Frigid weather makes outdoor painting pretty frustrating, but Hillie Shirley bundled up and kept on working this week, focused on bringing a new mural to life in the center of downtown Gladewater.
“He’s doing a fantastic job,” City Manager Charlie Smith praised. “It blows my mind with how he does it.”
The most recent canvas for the veteran muralist, airbrush afficionado and tattoo artist is the community’s freshly-painted public restroom. The work in progress evokes a mid-century postcard with ‘Greetings from Gladewater’ and embedded artwork celebrating the different facets of the community.
“The mural was really Brandy’s idea,” Smith said, crediting Mayor Flanagan with capitalizing on the white-washed northern side of the railroad-adjacent building. “She showed me some other cities and the murals they have. We thought, man, that would be a fantastic theme for Gladewater.”
Shirley’s worked on 50-plus murals, most of them in Texas, including multiple projects around Gladewater. Seasonal window art is another specialty, and there are plenty of other large pieces on display at his tattoo storefront, Hillie’s Artwork at 110 S. Main.
It was a mural that actually got him into the tattoo business back in 2009 – another tattoo artist saw his large-scale work and invited Shirley to apprentice.
Murals bring a specific set of challenges, and each comes with its own hurdles for the commercial artist, reachable at 903-780-9343 or via Facebook.com/hillies.artwork
“For one, you have to know what you’re doing,” Shirley says, and almost 17 years of experience helps. Likewise, “It’s based on my willingness and my mindset. You have to have that positive mindset, solution-oriented.”
The artist is grateful today that in learning to use an airbrush, he was taught to avoid stencils.
“I learned by messing up really a lot,” he quips.
Kicking off the local project around the New Year, it’s been slowed by the weather.

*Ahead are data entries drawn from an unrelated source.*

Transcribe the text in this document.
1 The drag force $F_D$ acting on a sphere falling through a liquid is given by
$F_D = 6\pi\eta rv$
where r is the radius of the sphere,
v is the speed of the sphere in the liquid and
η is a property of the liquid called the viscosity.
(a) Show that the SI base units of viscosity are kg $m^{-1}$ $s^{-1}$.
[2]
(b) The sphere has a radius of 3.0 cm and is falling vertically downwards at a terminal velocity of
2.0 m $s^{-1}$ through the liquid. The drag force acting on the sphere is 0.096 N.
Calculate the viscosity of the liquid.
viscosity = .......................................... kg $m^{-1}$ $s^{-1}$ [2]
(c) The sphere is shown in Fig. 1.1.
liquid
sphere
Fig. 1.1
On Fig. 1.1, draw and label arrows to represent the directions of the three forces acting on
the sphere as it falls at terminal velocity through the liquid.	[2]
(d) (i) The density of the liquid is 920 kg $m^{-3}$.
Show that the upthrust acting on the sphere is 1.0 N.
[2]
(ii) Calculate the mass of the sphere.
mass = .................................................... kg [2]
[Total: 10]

“I should’ve been done by now, and I’m not even halfway done,” Shirley lamented. “Everything is going against me right now. The weather’s the main problem. My airbrushes, I can’t get them to work in this – it takes me three or four times longer to use them.”
He’s pressed a hair dryer into service, using it to heat up an airbrush, getting about a minute of work out of each pass.
Not that those difficulties are showing in the realized artwork, though. With Shirley working days and nights, as well, the mural is showing steady progress, inspired by Gladewater’s past and present.
“He just runs with an idea,” Smith praised. “I think it really adds to the city and to our downtown area for sure.”